Das Luciafest, wie es heute in Schweden gefeiert wird, ist eine Mischung aus verschiedenen Bräuchen. Der Name Lucia, der Charakter "gabenbringende Frau" und das Accessoire Lichterkrone stammen von der berühmten Christin, die im 3. Jahrhundert zur Zeit der Christenverfolgung in Sizilien lebte. Sie sagte ihre geplante Hochzeit ab und verteilte alles, was sie besaß, an arme Menschen. Daraufhin wurde ihr Verlobter zornig und verriet sie an die Behörden, die sie schließlich töten ließen. Von der Kirche wurde die "hoch verehrte Jungfrau" heilig gesprochen. Sie soll sich einen Kranz mit Kerzen auf den Kopf gebunden haben, um sich damit den Weg zu leuchten, als sie den Christen in ihren unterirdischen Verstecken half. Mit dieser Technik hatte sie beide Hände frei und konnte mehr Nahrungsmittel zu den Verfolgten tragen.

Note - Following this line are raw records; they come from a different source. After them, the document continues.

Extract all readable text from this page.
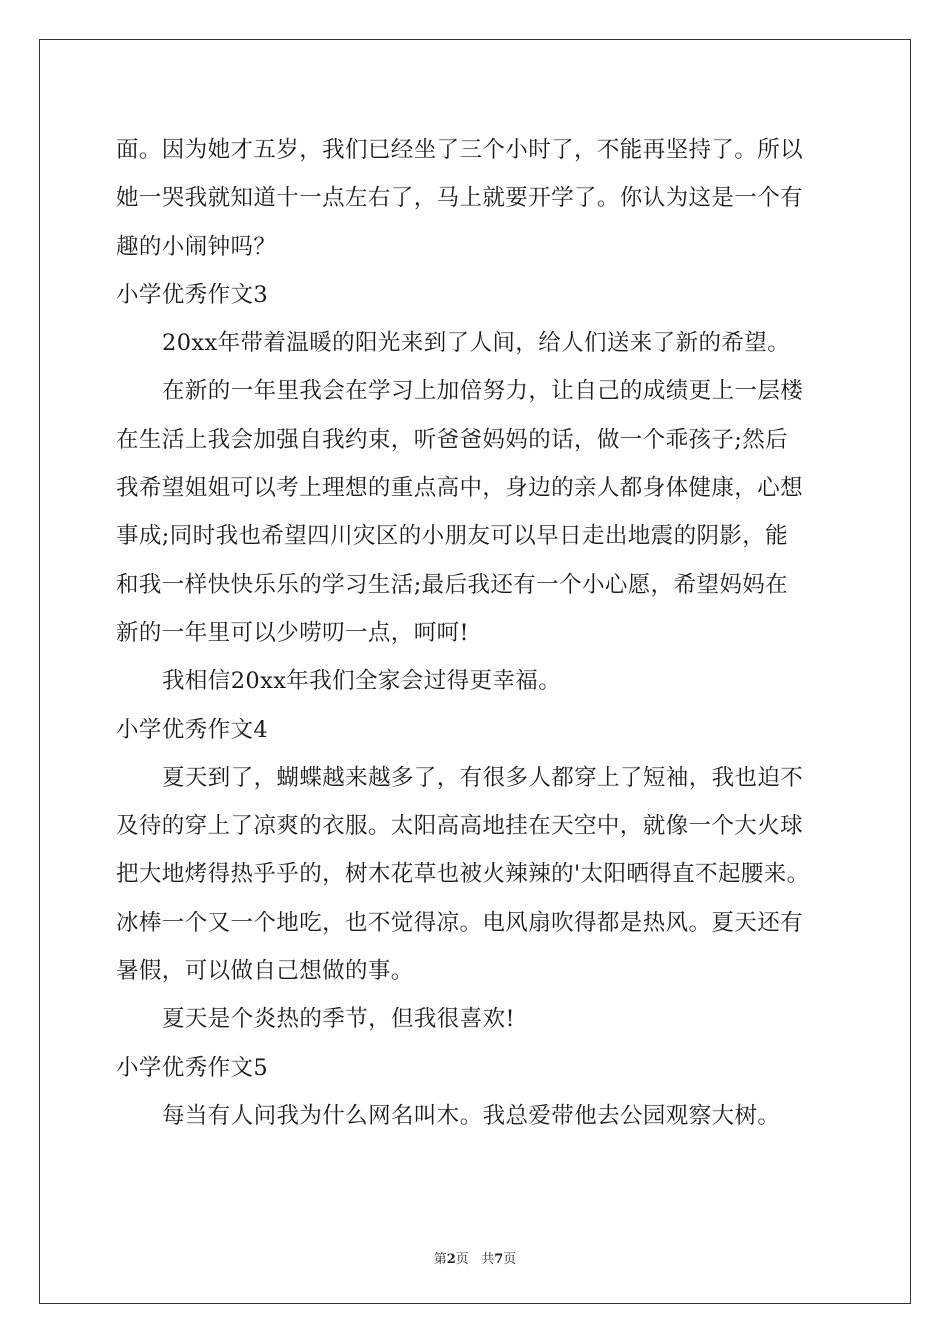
面。因为她才五岁，我们已经坐了三个小时了，不能再坚持了。所以
她一哭我就知道十一点左右了，马上就要开学了。你认为这是一个有
趣的小闹钟吗？
小学优秀作文3
20xx年带着温暖的阳光来到了人间，给人们送来了新的希望。
在新的一年里我会在学习上加倍努力，让自己的成绩更上一层楼
在生活上我会加强自我约束，听爸爸妈妈的话，做一个乖孩子;然后
我希望姐姐可以考上理想的重点高中，身边的亲人都身体健康，心想
事成;同时我也希望四川灾区的小朋友可以早日走出地震的阴影，能
和我一样快快乐乐的学习生活;最后我还有一个小心愿，希望妈妈在
新的一年里可以少唠叨一点，呵呵!
我相信20xx年我们全家会过得更幸福。
小学优秀作文4
夏天到了，蝴蝶越来越多了，有很多人都穿上了短袖，我也迫不
及待的穿上了凉爽的衣服。太阳高高地挂在天空中，就像一个大火球
把大地烤得热乎乎的，树木花草也被火辣辣的'太阳晒得直不起腰来。
冰棒一个又一个地吃，也不觉得凉。电风扇吹得都是热风。夏天还有
暑假，可以做自己想做的事。
夏天是个炎热的季节，但我很喜欢!
小学优秀作文5
每当有人问我为什么网名叫木。我总爱带他去公园观察大树。
第2页   共7页
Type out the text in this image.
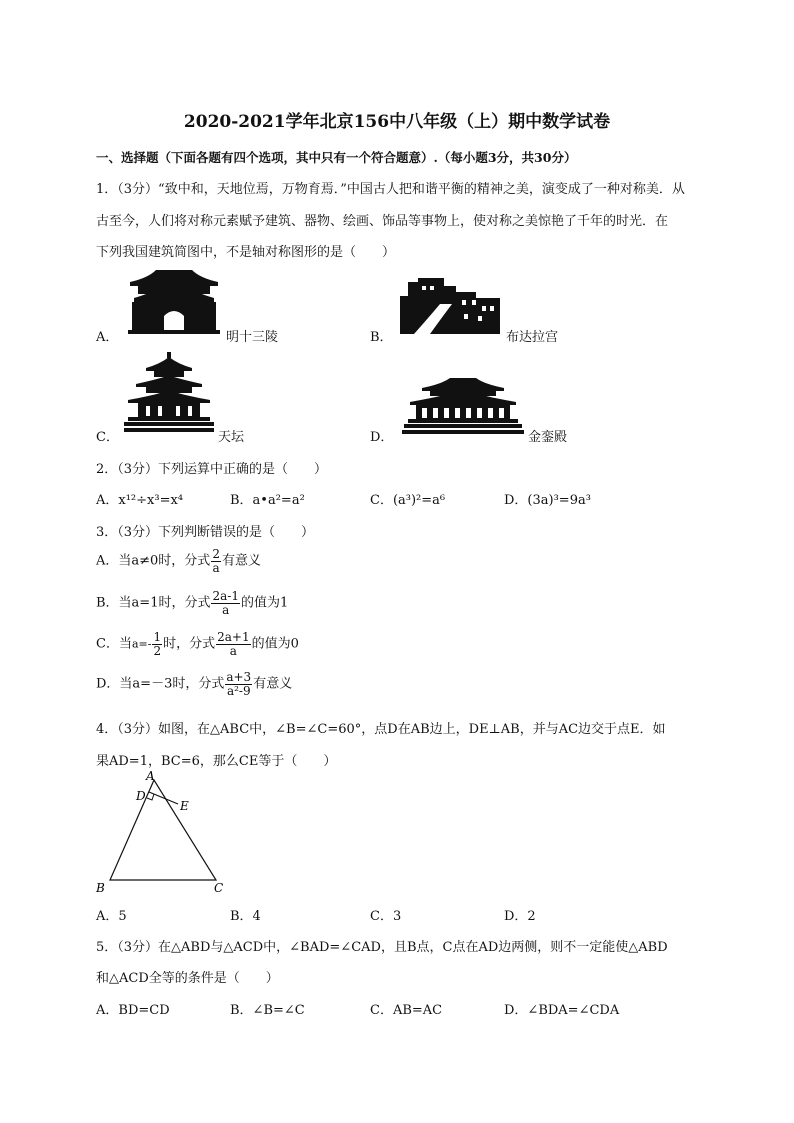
2020-2021学年北京156中八年级（上）期中数学试卷
一、选择题（下面各题有四个选项，其中只有一个符合题意）.（每小题3分，共30分）
1．（3分）“致中和，天地位焉，万物育焉．”中国古人把和谐平衡的精神之美，演变成了一种对称美．从
古至今，人们将对称元素赋予建筑、器物、绘画、饰品等事物上，使对称之美惊艳了千年的时光．在
下列我国建筑简图中，不是轴对称图形的是（　　）
A．	明十三陵	B．	布达拉宫
C．	天坛	D．	金銮殿
2．（3分）下列运算中正确的是（　　）
A．x¹²÷x³=x⁴	B．a•a²=a²	C．(a³)²=a⁶	D．(3a)³=9a³
3．（3分）下列判断错误的是（　　）
A．当a≠0时，分式 $\frac{2}{a}$ 有意义
B．当a=1时，分式 $\frac{2a-1}{a}$ 的值为1
C．当$a=- \frac{1}{2}$ 时，分式 $\frac{2a+1}{a}$ 的值为0
D．当a=－3时，分式 $\frac{a+3}{\text{a²-9}}$ 有意义
4．（3分）如图，在△ABC中，∠B=∠C=60°，点D在AB边上，DE⊥AB，并与AC边交于点E．如
果AD=1，BC=6，那么CE等于（　　）
A
D
E
B	C
A．5	B．4	C．3	D．2
5．（3分）在△ABD与△ACD中，∠BAD=∠CAD，且B点，C点在AD边两侧，则不一定能使△ABD
和△ACD全等的条件是（　　）
A．BD=CD	B．∠B=∠C	C．AB=AC	D．∠BDA=∠CDA
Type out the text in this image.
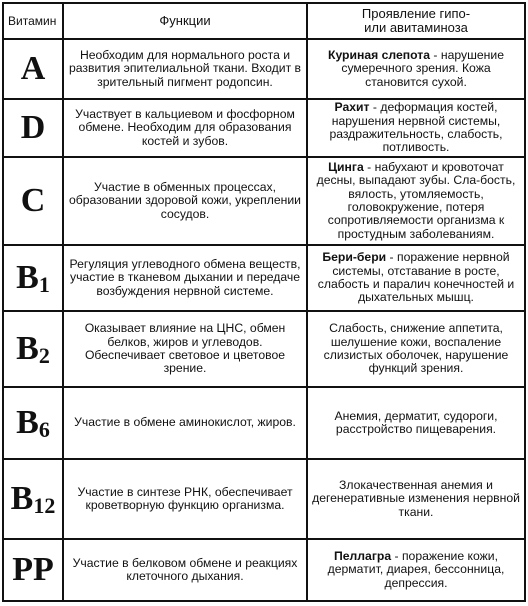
Витамин	Функции	Проявление гипо-
или авитаминоза
A	Необходим для нормального роста и развития эпителиальной ткани. Входит в зрительный пигмент родопсин.	Куриная слепота - нарушение сумеречного зрения. Кожа становится сухой.
D	Участвует в кальциевом и фосфорном обмене. Необходим для образования костей и зубов.	Рахит - деформация костей, нарушения нервной системы, раздражительность, слабость, потливость.
C	Участие в обменных процессах, образовании здоровой кожи, укреплении сосудов.	Цинга - набухают и кровоточат десны, выпадают зубы. Сла-бость, вялость, утомляемость, головокружение, потеря сопротивляемости организма к простудным заболеваниям.
B1	Регуляция углеводного обмена веществ, участие в тканевом дыхании и передаче возбуждения нервной системе.	Бери-бери - поражение нервной системы, отставание в росте, слабость и паралич конечностей и дыхательных мышц.
B2	Оказывает влияние на ЦНС, обмен белков, жиров и углеводов. Обеспечивает световое и цветовое зрение.	Слабость, снижение аппетита, шелушение кожи, воспаление слизистых оболочек, нарушение функций зрения.
B6	Участие в обмене аминокислот, жиров.	Анемия, дерматит, судороги, расстройство пищеварения.
B12	Участие в синтезе РНК, обеспечивает кроветворную функцию организма.	Злокачественная анемия и дегенеративные изменения нервной ткани.
PP	Участие в белковом обмене и реакциях клеточного дыхания.	Пеллагра - поражение кожи, дерматит, диарея, бессонница, депрессия.
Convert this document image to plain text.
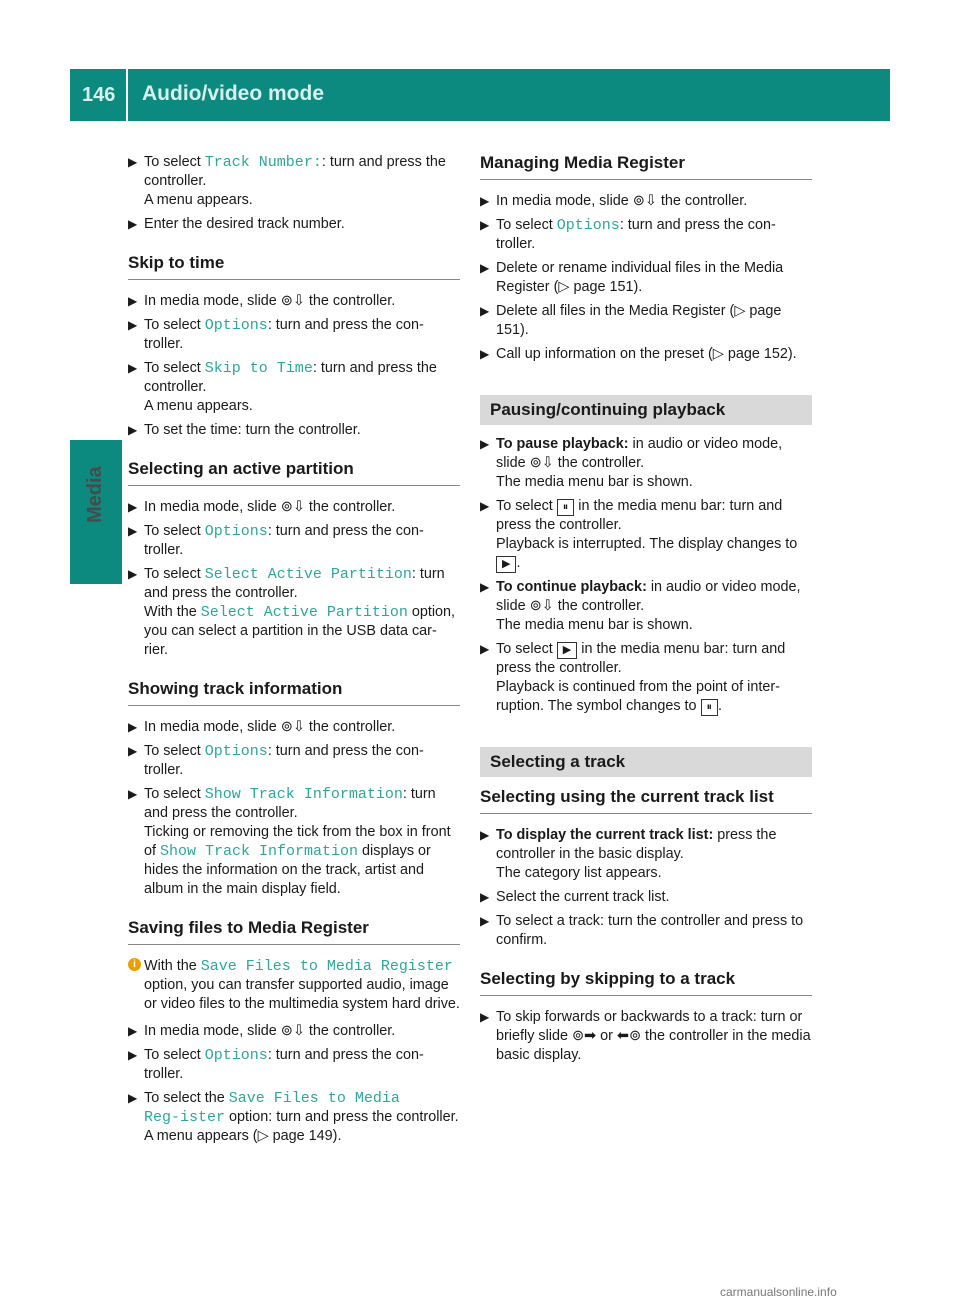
146 Audio/video mode
Media
▶ To select Track Number:: turn and press the controller.
A menu appears.
▶ Enter the desired track number.
Skip to time
▶ In media mode, slide ⊚⇩ the controller.
▶ To select Options: turn and press the con-troller.
▶ To select Skip to Time: turn and press the controller.
A menu appears.
▶ To set the time: turn the controller.
Selecting an active partition
▶ In media mode, slide ⊚⇩ the controller.
▶ To select Options: turn and press the con-troller.
▶ To select Select Active Partition: turn and press the controller.
With the Select Active Partition option, you can select a partition in the USB data car-rier.
Showing track information
▶ In media mode, slide ⊚⇩ the controller.
▶ To select Options: turn and press the con-troller.
▶ To select Show Track Information: turn and press the controller.
Ticking or removing the tick from the box in front of Show Track Information displays or hides the information on the track, artist and album in the main display field.
Saving files to Media Register
i With the Save Files to Media Register option, you can transfer supported audio, image or video files to the multimedia system hard drive.
▶ In media mode, slide ⊚⇩ the controller.
▶ To select Options: turn and press the con-troller.
▶ To select the Save Files to Media Reg‑ister option: turn and press the controller.
A menu appears (▷ page 149).
Managing Media Register
▶ In media mode, slide ⊚⇩ the controller.
▶ To select Options: turn and press the con-troller.
▶ Delete or rename individual files in the Media Register (▷ page 151).
▶ Delete all files in the Media Register (▷ page 151).
▶ Call up information on the preset (▷ page 152).
Pausing/continuing playback
▶ To pause playback: in audio or video mode, slide ⊚⇩ the controller.
The media menu bar is shown.
▶ To select ⏸ in the media menu bar: turn and press the controller.
Playback is interrupted. The display changes to ▶ .
▶ To continue playback: in audio or video mode, slide ⊚⇩ the controller.
The media menu bar is shown.
▶ To select ▶ in the media menu bar: turn and press the controller.
Playback is continued from the point of inter-ruption. The symbol changes to ⏸ .
Selecting a track
Selecting using the current track list
▶ To display the current track list: press the controller in the basic display.
The category list appears.
▶ Select the current track list.
▶ To select a track: turn the controller and press to confirm.
Selecting by skipping to a track
▶ To skip forwards or backwards to a track: turn or briefly slide ⊚➡ or ⬅⊚ the controller in the media basic display.
carmanualsonline.info
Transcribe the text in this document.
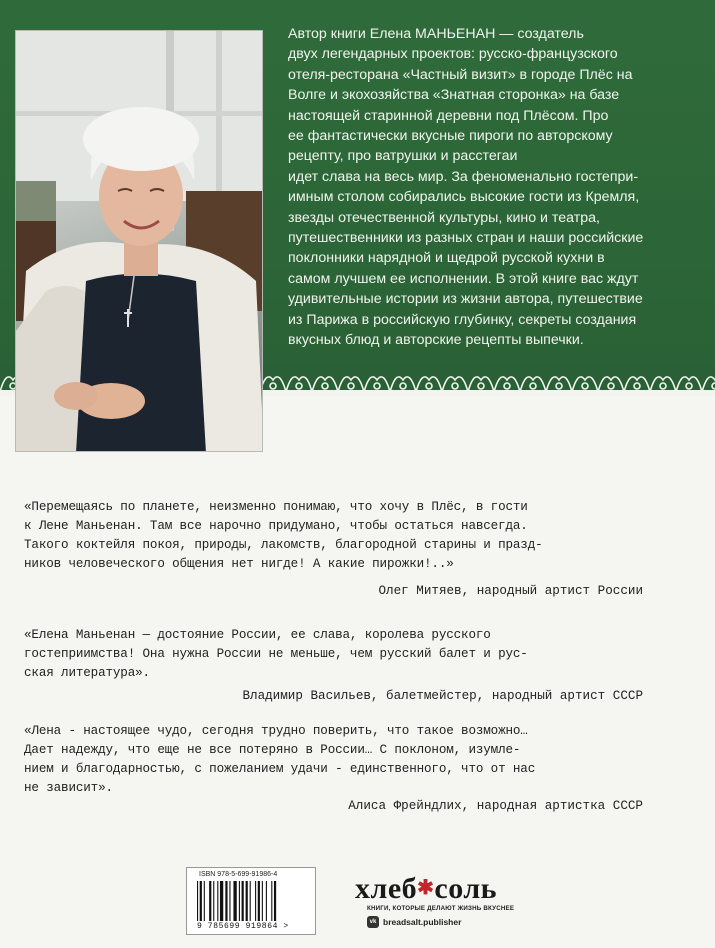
Автор книги Елена МАНЬЕНАН — создатель
двух легендарных проектов: русско-французского
отеля-ресторана «Частный визит» в городе Плёс на
Волге и экохозяйства «Знатная сторонка» на базе
настоящей старинной деревни под Плёсом. Про
ее фантастически вкусные пироги по авторскому
рецепту, про ватрушки и расстегаи
идет слава на весь мир. За феноменально гостепри-
имным столом собирались высокие гости из Кремля,
звезды отечественной культуры, кино и театра,
путешественники из разных стран и наши российские
поклонники нарядной и щедрой русской кухни в
самом лучшем ее исполнении. В этой книге вас ждут
удивительные истории из жизни автора, путешествие
из Парижа в российскую глубинку, секреты создания
вкусных блюд и авторские рецепты выпечки.
«Перемещаясь по планете, неизменно понимаю, что хочу в Плёс, в гости
к Лене Маньенан. Там все нарочно придумано, чтобы остаться навсегда.
Такого коктейля покоя, природы, лакомств, благородной старины и празд-
ников человеческого общения нет нигде! А какие пирожки!..»
Олег Митяев, народный артист России
«Елена Маньенан — достояние России, ее слава, королева русского
гостеприимства! Она нужна России не меньше, чем русский балет и рус-
ская литература».
Владимир Васильев, балетмейстер, народный артист СССР
«Лена - настоящее чудо, сегодня трудно поверить, что такое возможно…
Дает надежду, что еще не все потеряно в России… С поклоном, изумле-
нием и благодарностью, с пожеланием удачи - единственного, что от нас
не зависит».
Алиса Фрейндлих, народная артистка СССР
ISBN 978-5-699-91986-4
9 785699 919864 >
хлеб✱соль
КНИГИ, КОТОРЫЕ ДЕЛАЮТ ЖИЗНЬ ВКУСНЕЕ
vk breadsalt.publisher
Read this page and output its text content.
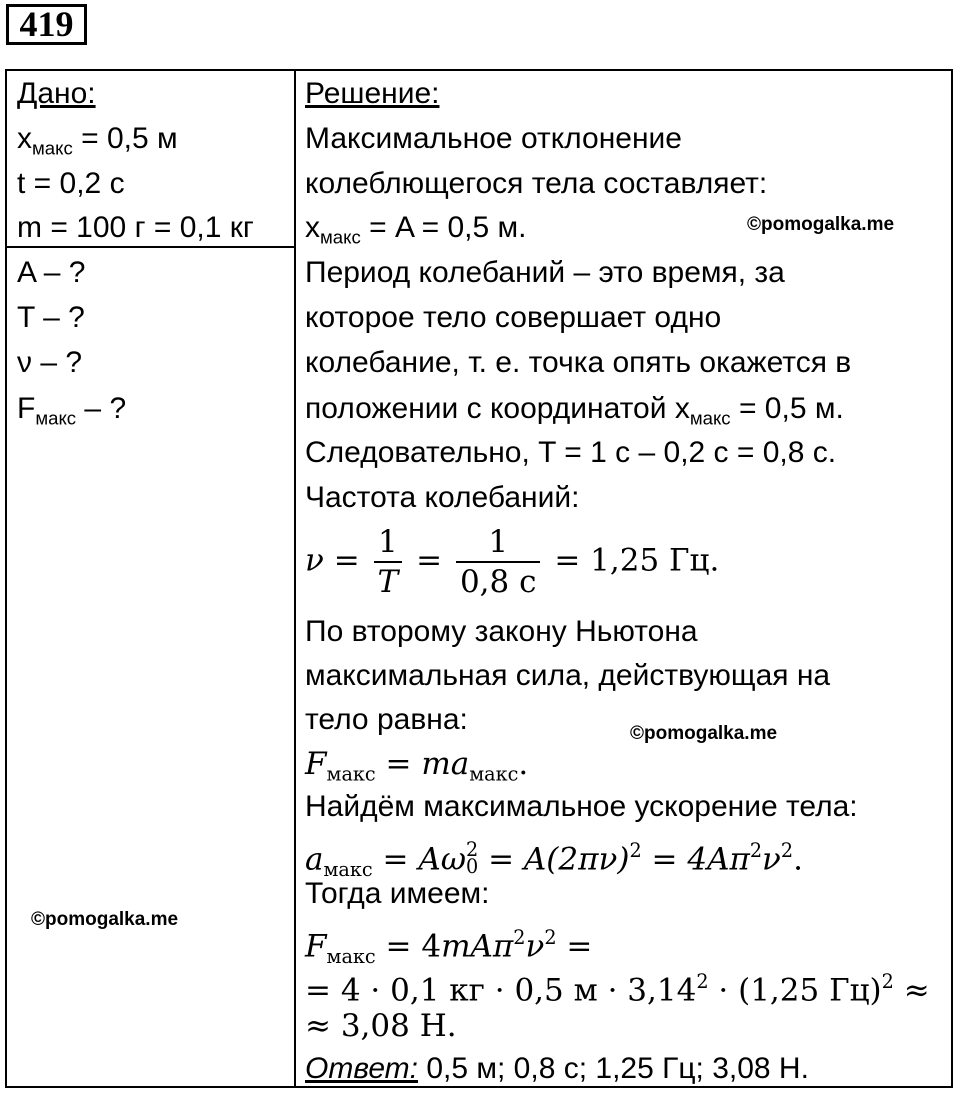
419
Дано:
$x_{макс} = 0,5$ м
t = 0,2 с
m = 100 г = 0,1 кг
A – ?
T – ?
ν – ?
$F_{макс}$ – ?
Решение:
Максимальное отклонение
колеблющегося тела составляет:
$x_{макс} = A = 0,5$ м.
Период колебаний – это время, за
которое тело совершает одно
колебание, т. е. точка опять окажется в
положении с координатой $x_{макс} = 0,5$ м.
Следовательно, T = 1 с – 0,2 с = 0,8 с.
Частота колебаний:
$\nu = \frac{1}{T} = \frac{1}{0,8 с} = 1,25$ Гц.
По второму закону Ньютона
максимальная сила, действующая на
тело равна:
$F_{макс} = ma_{макс}$.
Найдём максимальное ускорение тела:
$a_{макс} = A\omega$ 2
$0 = A(2\pi\nu)^2 = 4A\pi^2\nu^2$.
Тогда имеем:
$F_{макс} = 4mA\pi^2\nu^2$ =
= 4 · 0,1 кг · 0,5 $м \cdot 3,14^2 \cdot (1,25$ Гц)$^2$ ≈
≈ 3,08 Н.
Ответ: 0,5 м; 0,8 с; 1,25 Гц; 3,08 Н.
©pomogalka.me
©pomogalka.me
©pomogalka.me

Die Rückkehr des Tageslichts

Am 13. Dezember wurde schon seit langem der Gedenktag an die Heilige gefeiert. Gleichzeitig lag an diesem Datum die längste Nacht, wenn man nach dem alten Julianischen Kalender geht. In Schweden war es üblich, in dieser Nacht viele Lichter anzuzünden, um die Kräfte zur Rückkehr des Tageslichts zu beschwören und sich vor Trollen und ähnlichen Fabelwesen zu schützen. Ansonsten drohten diese Kreaturen, ihr Unwesen zu treiben. Von Frauen, die am Luciatag lange weiße Kleider trugen, wurde erstmals im 18. Jahrhundert berichtet. Die erste Luciawahl fand 1927 statt und war die Idee von Zeitungsmachern in Stockholm.

Stina Mattisson wurde zur Lucia der südschwedischen Stadt Kalmar gewählt.
Foto: Dietmar Scherf

Mittlerweile wählt fast jede Schule, jedes Dorf und jede Stadt eine eigene Lucia. Wenn Schönheit tatsächlich das entscheidende Kriterium ist, wäre das die größte Misswahl der Welt. Männliche Lucias sind Randerscheinungen. Wenn es um Lucia geht, siegt die Tradition. Überwiegend bekommen genau die Mädchen die Rolle zugesprochen, die dem Klischee und Ideal einer schönen Schwedin mit langen blonden Haaren entsprechen.

In der Stadt Göteborg, im Westen des Landes, wollte man im Jahr 2013 die Wahl neutraler gestalten und sich nicht von Äußerlichkeiten blenden lassen. Allein die Stimme sollte entscheidend sein. Die Wähler bekamen keine Fotos der Kandidatinnen gezeigt, sie konnten nur Gesangsproben per Telefon abhören. Sandra Johansson gewann – sie hat lange blonde Haare. (Dietmar Scherf, 13.12.2015)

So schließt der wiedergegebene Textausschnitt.